Disturbo di panico e agorafobia
Nel Disturbo di Panico l’ansia si manifesta con intensi episodi distinti chiamati “attacchi di panico” accompagnati a pensieri catastrofici relativi alla salute oppure alla perdita di controllo. Un attacco di panico è un periodo preciso di paura o disagio intensi in assenza di vero pericolo accompagnati da almeno 4 dei seguenti sintomi somatici o cognitivi:
tachicardia
sudorazioni
tremori fini o a grandi scosse
sensazioni di dispnea o di soffocamento
sensazione di asfissia, dolore o fastidio al petto
nausea o disturbi addominali
vertigini o sensazione di testa leggera
senso di irrealtà o di stranezza del proprio corpo
paura di perdere il controllo o di ‘‘impazzire’’
paura di morire
parestesie e brividi o vampate di calore (mani sudate)
bocca o gola secca
sensazione di spilli o di formicolio alle mani, ai piedi e al viso
L’attacco ha un inizio improvviso, raggiunge rapidamente l’apice (di solito in 10 minuti o meno), ed è spesso accompagnato da un senso di pericolo o di catastrofe imminente e da urgenza di allontanarsi.
Per poter parlare di Disturbo di panico non è sufficiente la presenza di attacchi di panico, ma è necessario che si associ un cambiamento dello stile di vita caratterizzato da evitamento, ovvero la tendenza ad evitare azioni, situazioni o circostanze in seguito alle quali il soggetto teme di poter aver un ulteriore attacco di panico (ansia anticipatoria).
Posta la diagnosi di Disturbo di Panico, viene poi specificata la presenza o assenza di Agorafobia, definita come “ansia relativa all’essere in luoghi o situazioni dai quali sarebbe difficile o imbarazzante allontanarsi, o nei quali può risultare difficile ottenere aiuto nel caso di un attacco di panico inatteso o situazionale.”
Evitamenti tipici:
viaggi, allontanamenti da casa o dalla città
rimanere da soli
essere lontani da ospedali o da medici
andare a divertirsi con gli amici
autostrade, gallerie, mezzi pubblici, traffico, aereo
folla, supermercati, piazze e strade, ristorante, teatro, cinema...
Ciò che accomuna tutte queste situazioni è la sensazione di non avere vie di fuga nel caso in cui ci si sentisse male. L’idea di non avere vie di fuga non è necessariamente legata ad una situazione fisica, ma può essere simbolica o relazionale. Es. “Se esco con gli amici non posso andare via, altrimenti cosa penserebbero di me?” L’evitamento viene percepito dal soggetto come una ovvia conseguenza del problema: “Siccome ho gli attacchi di panico non posso...”

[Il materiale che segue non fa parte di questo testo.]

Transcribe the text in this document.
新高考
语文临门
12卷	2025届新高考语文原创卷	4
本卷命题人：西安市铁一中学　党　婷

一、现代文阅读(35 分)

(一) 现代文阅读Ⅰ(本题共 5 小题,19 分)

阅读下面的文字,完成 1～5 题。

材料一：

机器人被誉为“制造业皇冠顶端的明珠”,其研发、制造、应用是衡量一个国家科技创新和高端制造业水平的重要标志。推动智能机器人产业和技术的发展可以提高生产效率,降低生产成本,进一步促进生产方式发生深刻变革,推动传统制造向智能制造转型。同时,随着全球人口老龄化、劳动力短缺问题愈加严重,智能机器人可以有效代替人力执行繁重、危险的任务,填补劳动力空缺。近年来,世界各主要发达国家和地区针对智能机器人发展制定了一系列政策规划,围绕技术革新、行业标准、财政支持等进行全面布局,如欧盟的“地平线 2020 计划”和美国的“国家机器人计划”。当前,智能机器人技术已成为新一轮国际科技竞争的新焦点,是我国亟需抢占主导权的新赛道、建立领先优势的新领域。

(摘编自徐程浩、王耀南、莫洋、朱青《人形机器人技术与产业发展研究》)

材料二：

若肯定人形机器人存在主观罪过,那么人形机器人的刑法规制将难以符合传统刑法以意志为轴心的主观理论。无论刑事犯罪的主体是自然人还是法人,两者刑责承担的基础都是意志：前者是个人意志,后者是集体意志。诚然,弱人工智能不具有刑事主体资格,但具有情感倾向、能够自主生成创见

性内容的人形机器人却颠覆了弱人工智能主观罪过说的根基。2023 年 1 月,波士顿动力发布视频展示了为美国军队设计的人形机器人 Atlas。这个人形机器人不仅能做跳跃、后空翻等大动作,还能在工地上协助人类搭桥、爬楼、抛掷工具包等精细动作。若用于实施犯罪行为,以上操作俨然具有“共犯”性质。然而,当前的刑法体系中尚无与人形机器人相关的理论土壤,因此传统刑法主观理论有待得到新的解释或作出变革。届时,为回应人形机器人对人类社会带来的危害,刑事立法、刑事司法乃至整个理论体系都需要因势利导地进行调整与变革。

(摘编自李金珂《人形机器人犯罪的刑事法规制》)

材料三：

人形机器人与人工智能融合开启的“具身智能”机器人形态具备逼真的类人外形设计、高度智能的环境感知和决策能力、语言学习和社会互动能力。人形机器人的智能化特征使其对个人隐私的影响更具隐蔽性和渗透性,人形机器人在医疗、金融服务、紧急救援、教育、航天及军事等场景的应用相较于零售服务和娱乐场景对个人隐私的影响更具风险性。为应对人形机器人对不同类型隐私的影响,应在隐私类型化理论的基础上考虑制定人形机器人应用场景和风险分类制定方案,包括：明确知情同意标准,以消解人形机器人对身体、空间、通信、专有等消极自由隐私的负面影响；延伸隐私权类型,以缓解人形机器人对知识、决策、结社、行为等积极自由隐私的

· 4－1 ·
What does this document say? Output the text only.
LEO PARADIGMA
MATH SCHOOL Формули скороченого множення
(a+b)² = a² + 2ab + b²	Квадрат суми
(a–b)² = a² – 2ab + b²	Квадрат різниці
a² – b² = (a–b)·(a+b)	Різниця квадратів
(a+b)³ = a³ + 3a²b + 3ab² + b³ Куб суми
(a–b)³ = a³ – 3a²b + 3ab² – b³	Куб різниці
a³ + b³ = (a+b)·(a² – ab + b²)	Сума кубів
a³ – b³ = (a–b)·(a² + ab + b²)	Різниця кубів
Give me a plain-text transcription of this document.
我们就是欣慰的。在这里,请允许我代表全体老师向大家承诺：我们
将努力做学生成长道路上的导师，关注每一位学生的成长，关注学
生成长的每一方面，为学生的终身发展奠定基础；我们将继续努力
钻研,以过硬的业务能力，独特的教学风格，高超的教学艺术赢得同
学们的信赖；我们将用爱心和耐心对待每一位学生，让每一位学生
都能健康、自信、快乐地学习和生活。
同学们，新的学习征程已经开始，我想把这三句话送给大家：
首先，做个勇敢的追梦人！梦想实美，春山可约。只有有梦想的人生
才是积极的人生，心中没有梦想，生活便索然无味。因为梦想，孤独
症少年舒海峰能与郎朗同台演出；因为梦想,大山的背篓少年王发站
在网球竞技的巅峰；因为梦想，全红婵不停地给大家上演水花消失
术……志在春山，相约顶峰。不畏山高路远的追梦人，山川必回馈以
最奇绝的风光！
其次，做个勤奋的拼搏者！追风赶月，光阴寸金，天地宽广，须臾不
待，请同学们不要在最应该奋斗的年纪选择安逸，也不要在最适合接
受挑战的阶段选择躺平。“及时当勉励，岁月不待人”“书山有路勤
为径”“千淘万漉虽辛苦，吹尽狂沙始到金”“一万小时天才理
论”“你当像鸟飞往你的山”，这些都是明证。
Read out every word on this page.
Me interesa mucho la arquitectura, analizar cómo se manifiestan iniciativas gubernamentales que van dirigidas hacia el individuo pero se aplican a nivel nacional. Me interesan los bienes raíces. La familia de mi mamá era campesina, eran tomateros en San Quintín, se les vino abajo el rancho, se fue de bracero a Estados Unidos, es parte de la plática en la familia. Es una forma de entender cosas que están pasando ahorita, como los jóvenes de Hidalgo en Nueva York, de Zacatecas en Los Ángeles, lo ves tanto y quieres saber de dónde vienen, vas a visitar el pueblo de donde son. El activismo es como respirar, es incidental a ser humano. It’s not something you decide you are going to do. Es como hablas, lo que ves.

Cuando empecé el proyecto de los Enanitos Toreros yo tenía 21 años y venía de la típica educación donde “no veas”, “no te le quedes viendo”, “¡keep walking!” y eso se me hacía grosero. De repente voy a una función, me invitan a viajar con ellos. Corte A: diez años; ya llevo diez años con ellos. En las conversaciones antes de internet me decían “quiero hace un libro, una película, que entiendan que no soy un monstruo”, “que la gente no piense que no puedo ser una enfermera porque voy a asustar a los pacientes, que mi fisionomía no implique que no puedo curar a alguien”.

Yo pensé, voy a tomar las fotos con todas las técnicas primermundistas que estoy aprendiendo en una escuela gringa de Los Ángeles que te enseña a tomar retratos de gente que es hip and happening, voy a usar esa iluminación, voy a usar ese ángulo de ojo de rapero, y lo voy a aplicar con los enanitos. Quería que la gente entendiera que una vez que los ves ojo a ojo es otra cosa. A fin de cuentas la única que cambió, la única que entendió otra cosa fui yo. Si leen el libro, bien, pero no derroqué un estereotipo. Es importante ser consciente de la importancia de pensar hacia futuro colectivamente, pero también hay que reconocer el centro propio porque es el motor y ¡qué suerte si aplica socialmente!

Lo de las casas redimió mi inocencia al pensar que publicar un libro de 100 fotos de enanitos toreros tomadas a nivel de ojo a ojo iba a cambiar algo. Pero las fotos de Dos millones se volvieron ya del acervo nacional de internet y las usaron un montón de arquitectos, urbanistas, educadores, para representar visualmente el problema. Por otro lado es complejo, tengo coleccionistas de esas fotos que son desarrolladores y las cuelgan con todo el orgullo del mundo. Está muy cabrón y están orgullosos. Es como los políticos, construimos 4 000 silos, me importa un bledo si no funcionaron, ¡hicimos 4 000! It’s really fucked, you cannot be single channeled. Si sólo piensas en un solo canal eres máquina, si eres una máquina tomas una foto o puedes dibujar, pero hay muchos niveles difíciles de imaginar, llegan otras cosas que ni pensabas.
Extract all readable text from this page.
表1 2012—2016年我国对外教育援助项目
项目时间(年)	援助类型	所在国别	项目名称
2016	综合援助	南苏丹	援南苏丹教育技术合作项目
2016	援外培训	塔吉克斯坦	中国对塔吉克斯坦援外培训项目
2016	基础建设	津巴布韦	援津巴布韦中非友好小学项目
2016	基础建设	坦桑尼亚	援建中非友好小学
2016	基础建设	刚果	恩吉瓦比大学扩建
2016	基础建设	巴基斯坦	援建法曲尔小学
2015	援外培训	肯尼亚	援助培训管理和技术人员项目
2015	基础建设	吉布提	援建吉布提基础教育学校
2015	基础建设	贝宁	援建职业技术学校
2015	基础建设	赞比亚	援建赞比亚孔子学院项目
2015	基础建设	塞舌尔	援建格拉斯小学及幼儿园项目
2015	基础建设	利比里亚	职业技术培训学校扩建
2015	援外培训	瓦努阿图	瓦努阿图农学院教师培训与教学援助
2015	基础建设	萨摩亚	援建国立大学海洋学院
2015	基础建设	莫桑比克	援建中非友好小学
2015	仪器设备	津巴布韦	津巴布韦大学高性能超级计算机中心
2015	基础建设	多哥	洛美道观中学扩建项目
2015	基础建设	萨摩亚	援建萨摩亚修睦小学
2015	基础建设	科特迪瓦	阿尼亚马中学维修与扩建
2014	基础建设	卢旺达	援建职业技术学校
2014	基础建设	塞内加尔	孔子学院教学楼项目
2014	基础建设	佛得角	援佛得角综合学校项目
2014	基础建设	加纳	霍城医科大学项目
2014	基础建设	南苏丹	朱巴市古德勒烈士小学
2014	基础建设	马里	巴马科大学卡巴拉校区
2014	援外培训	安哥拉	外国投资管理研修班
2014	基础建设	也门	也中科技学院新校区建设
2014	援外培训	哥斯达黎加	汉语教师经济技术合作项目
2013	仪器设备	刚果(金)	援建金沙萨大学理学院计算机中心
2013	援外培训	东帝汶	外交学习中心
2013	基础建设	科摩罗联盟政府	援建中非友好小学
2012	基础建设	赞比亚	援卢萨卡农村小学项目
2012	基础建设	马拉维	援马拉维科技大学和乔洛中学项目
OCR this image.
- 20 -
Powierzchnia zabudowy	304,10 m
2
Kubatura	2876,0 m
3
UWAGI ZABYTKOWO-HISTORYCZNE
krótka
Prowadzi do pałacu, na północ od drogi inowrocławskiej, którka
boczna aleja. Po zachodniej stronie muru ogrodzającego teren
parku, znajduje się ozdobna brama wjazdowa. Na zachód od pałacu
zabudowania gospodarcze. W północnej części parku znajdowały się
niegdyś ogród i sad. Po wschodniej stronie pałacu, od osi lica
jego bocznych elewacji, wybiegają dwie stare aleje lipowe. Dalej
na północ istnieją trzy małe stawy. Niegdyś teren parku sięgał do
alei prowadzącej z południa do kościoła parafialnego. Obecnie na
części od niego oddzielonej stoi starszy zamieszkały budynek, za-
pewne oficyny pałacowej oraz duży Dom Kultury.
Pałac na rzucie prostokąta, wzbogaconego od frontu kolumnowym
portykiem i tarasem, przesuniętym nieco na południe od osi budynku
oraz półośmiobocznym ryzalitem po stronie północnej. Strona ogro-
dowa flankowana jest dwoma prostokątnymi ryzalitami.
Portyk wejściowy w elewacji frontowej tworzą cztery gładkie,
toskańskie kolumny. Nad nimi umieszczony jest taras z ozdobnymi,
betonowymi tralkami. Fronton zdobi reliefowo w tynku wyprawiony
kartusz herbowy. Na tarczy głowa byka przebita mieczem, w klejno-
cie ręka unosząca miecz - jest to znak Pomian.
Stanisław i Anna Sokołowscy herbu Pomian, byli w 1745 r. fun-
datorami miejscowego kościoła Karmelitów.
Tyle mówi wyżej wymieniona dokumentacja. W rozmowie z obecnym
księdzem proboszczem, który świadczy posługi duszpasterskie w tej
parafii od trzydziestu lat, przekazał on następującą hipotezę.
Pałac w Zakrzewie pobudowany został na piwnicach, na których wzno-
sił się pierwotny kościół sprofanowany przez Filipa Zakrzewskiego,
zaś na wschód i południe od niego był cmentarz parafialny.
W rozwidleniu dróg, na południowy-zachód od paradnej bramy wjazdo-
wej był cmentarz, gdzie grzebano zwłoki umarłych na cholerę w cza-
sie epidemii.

Anche se questa soluzione viene considerata indesiderata, allo stesso tempo viene percepita come necessaria, l’unica possibile per non stare in ansia.
In realtà l’evitamento non è una conseguenza del problema, ma una delle sue cause.
Trattamento
Sulla base di queste premesse lo scopo di un intervento efficace, contrariamente a quanto si crede, non è quello di eliminare l’ansia, ma di raggiungere una progressiva familiarità con l’esperienza dell’ansia, con i pensieri e le sensazioni, in modo da capire che l’ansia non è quell’esperienza catastrofica che si è sempre pensato che fosse, ma un insieme di sensazioni fisiche accompagnate da pensieri catastrofici.
L’effetto paradossale di questo lavoro è la riduzione dell’ansia.
Abbiamo quindi rovesciato la prospettiva: le scelte, le azioni, non sono semplici conseguenze di eventi, ma, al contrario, sono proprio quelle scelte e quelle azioni a produrre delle conseguenze e un effetto sulla propria vita.
In sintesi, un trattamento efficace dovrà comprendere:
il controllo degli attacchi di panico (attraverso il controllo del respiro e della tensione muscolare)
la scomparsa degli evitamenti (attraverso l’esposizione)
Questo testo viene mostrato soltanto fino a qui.